Now, while the information that I will provide will be compelling evidence for self-awareness in animals, Donald Griffin points out that “No single piece of evidence provides a ‘smoking gun’ of totally perfect proof of consciousness” (220). Of course, science isn’t in the business of “perfect proof” as all previous findings are subject to supersession, but the deeper problem lies within self-awareness itself.
In order to adequately assess if animals possess self-awareness, it is necessary to look at the idea of the self and define it in decisive and pragmatic terms that will allow us to better examine self-awareness in application to the examination of nonhuman animal behavior.
Bekoff describes self-awareness as “‘rich’ notions of self — knowing who they are and/or having a ‘theory of mind’, which means being able to infer the states of minds of others” (255). We will come back to that definition in application to animal behavior, but we must first examine the idea of “self,” for if self-awareness’ definition is to have “’rich’ notions of self”, then it would be valuable to examine the concept of self, independent of the awareness of it.

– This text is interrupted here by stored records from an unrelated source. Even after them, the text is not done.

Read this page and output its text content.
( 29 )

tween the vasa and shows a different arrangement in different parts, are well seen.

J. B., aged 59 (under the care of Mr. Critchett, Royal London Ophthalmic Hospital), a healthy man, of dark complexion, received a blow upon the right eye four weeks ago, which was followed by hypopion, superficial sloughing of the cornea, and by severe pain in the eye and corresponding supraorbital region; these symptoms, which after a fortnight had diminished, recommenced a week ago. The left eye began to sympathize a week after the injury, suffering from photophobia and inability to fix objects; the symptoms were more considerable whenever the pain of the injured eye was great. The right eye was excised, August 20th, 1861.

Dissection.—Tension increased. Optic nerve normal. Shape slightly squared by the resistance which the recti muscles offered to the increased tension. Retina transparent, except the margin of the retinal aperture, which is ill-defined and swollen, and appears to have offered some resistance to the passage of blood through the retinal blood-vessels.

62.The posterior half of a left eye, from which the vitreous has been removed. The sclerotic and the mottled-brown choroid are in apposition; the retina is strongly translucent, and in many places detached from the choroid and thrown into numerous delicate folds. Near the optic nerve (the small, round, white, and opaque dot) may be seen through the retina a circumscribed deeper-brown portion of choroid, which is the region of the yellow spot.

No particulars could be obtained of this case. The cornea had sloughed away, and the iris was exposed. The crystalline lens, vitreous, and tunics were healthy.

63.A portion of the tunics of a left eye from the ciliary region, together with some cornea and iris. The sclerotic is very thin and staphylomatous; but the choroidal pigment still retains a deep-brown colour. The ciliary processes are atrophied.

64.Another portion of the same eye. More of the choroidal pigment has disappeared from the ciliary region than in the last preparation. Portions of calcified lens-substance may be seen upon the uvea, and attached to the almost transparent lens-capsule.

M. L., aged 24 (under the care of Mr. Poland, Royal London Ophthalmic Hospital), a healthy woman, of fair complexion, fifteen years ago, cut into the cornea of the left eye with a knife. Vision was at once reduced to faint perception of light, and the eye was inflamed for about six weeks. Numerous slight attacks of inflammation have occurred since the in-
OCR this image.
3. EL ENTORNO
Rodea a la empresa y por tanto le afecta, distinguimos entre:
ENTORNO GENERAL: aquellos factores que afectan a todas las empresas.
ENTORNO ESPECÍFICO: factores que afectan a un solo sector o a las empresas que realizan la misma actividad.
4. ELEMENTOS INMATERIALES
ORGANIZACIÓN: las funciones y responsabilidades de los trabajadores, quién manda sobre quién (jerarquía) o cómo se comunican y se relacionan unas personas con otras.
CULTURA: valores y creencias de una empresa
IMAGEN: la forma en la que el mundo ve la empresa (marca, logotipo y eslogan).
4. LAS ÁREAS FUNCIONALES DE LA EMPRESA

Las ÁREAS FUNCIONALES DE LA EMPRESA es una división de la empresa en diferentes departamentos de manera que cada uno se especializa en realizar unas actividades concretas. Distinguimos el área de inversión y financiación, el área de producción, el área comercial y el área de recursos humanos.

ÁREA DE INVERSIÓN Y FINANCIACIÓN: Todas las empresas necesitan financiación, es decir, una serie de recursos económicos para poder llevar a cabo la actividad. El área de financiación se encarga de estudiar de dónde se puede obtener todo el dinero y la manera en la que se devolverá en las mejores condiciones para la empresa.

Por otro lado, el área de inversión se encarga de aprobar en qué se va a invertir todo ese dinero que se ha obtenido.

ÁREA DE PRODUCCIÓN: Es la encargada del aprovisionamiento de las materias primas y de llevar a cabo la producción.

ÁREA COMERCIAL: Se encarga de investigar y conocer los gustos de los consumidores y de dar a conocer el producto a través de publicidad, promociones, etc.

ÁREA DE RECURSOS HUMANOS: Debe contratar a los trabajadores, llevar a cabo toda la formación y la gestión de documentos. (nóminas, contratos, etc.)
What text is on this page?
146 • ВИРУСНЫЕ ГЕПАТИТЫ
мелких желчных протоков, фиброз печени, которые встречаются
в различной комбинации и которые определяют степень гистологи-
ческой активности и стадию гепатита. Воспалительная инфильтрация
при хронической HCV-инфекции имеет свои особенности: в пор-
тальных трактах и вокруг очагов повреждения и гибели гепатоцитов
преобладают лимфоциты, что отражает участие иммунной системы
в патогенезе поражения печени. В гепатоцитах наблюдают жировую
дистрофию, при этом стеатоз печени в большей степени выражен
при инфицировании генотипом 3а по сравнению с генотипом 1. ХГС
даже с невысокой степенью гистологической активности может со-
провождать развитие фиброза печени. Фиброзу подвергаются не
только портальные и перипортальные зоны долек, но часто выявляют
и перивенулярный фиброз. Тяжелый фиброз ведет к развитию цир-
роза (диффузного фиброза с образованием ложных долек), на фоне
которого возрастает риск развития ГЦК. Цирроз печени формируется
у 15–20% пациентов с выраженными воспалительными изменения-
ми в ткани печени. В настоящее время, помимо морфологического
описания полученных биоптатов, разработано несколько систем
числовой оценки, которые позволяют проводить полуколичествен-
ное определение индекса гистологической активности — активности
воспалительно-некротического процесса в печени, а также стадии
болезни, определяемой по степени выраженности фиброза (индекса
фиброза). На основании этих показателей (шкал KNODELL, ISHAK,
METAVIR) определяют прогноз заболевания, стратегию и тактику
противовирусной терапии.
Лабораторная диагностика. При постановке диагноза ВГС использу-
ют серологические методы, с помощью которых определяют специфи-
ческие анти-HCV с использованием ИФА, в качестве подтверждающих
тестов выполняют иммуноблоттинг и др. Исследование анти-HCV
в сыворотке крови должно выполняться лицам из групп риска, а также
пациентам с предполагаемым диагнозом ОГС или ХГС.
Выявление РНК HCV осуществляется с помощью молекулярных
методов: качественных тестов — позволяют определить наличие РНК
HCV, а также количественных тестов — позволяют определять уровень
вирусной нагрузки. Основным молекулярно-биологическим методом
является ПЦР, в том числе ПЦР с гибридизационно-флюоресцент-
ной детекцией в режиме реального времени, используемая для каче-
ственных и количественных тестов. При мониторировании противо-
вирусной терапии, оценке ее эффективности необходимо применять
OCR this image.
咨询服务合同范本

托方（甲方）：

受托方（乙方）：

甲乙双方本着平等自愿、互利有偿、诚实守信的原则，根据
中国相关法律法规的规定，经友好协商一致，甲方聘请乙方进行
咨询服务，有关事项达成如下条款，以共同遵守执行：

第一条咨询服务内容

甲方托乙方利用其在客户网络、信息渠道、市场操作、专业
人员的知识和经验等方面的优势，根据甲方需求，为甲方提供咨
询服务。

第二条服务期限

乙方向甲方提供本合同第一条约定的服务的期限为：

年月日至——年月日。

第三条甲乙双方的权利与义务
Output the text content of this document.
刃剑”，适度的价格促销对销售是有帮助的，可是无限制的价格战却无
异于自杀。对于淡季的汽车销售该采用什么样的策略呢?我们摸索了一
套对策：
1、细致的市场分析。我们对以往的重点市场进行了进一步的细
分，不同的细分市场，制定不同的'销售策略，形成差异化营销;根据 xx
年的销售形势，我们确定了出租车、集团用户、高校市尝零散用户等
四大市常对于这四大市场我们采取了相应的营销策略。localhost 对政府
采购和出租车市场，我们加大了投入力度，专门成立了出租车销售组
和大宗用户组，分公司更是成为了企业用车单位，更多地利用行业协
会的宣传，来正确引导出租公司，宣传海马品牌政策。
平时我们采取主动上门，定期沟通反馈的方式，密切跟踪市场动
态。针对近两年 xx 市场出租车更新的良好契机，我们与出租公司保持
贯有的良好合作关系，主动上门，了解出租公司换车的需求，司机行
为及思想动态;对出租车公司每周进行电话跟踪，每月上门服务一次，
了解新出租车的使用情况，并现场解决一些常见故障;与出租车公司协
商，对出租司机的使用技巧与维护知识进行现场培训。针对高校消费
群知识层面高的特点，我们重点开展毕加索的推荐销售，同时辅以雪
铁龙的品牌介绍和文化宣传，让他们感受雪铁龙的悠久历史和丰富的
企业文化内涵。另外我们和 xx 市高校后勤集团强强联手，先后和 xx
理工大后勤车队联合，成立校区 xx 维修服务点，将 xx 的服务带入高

Process philosophy will aid us in our dissection of the various parts of Bekoff’s statement. The first arduous task at hand is to definitively conquer the all too prevalent notion of “self,” an elusive harlot lying in wait to deceive the hearts and minds of men. Upon close examination of this pervasive, virtually all-consuming, notion of “self” we find such glaring logical absurdities in the face of objective modern science that its permeation of Western culture is almost sickening. Rescher points out that
The self, or ego, has always been a stumbling block for Western philosophy because personhood resists accommodation within its favored framework of substance ontology. It is somewhere between difficult and infeasible to come to satisfying terms with the idea that ‘the self’ is a thing (substance), and that whatever takes place in ‘my mind’ and ‘my thoughts’ is a matter of the activity of a substantial item…[such as] a physical brain or a somehow substantial mind. (Rescher 105)
Why is it so difficult to come to terms with self as a thing as Rescher states? Well, with most things (assuming, for arguments sake, that there is such a thing as things), you can normally observe them wholly existent unto themselves (a waste basket or table for example) such that if you were to “snatch away the entire universe” that it would continue to exist without the need of an observer. Conversely, the “self” provides us no such outlet. Hume provides insight into one of the fundamental paradoxes of self: “From what [experimental] impression could this idea [of self] be derived?… When I enter most intimately into what I call myself, I always stumble on some particular perception or other…. I never can catch myself at any time without a perception, and never can observe anything but the perception” (sect. VI). The “manifest contradiction and absurdity” (Hume sect. VI) with self is that one cannot prove the existence of self through objective scientific observation; if “I” seek to observe my “self,” I have already concluded that I am a “self” capable of observing. And, as any scientist would agree, if the method of experimentation forces the confirmation of the initial hypothesis without any room for alternative, then the study is bias. Therefore, if science purports to require objective evidence, the search for self is a notion that simply cannot provide such.
To find an alternative to the classic (fallible) notion of self, we can turn once again to Hume: “When I turn my reflection on myself, I never can perceive this self without some one or more perceptions; nor can I ever perceive any thing but the perceptions. It is the composition of these, therefore, which forms the self” (Appendix).
If “self” is a composition of perceptions, then an animal (humans included) that is capable of perceiving its perceptions would be, by Bekoff’s definition, self-aware (we will examine the idea of animal perception of their perceptions subsequent to the analysis of Bekoff’s definition of self-awareness). That perception, I believe, is selfsame with the notion of “knowing who they are” (255), considering who we are could very well be seen as a collection of processual perception-experiences. Therefore, if “‘rich’ notions of self” (255) are simply “knowing” (understanding) the collection of one’s perceptions that make up who one is, then the only remaining aspect of Bekoff’s definition of self-awareness that requires analysis is “being able to infer the states of minds of others” or “a ‘theory of mind’” (255). In Bekoff’s article, he later explains that wolves (among other animals) have been observed to exhibit behavior suggesting inference of others’ states of mind (and thus their possession of self-awareness): “Wolves engage in coordinated hunts and rear their young communally. Analyses of the behaviour patterns of individual wolves during these (and other) activities show that they have at least some awareness of what they are doing, what others are doing, and where each is located spatially” (255). Therefore, by that portion of Bekoff’s definition wolves too would be self-aware.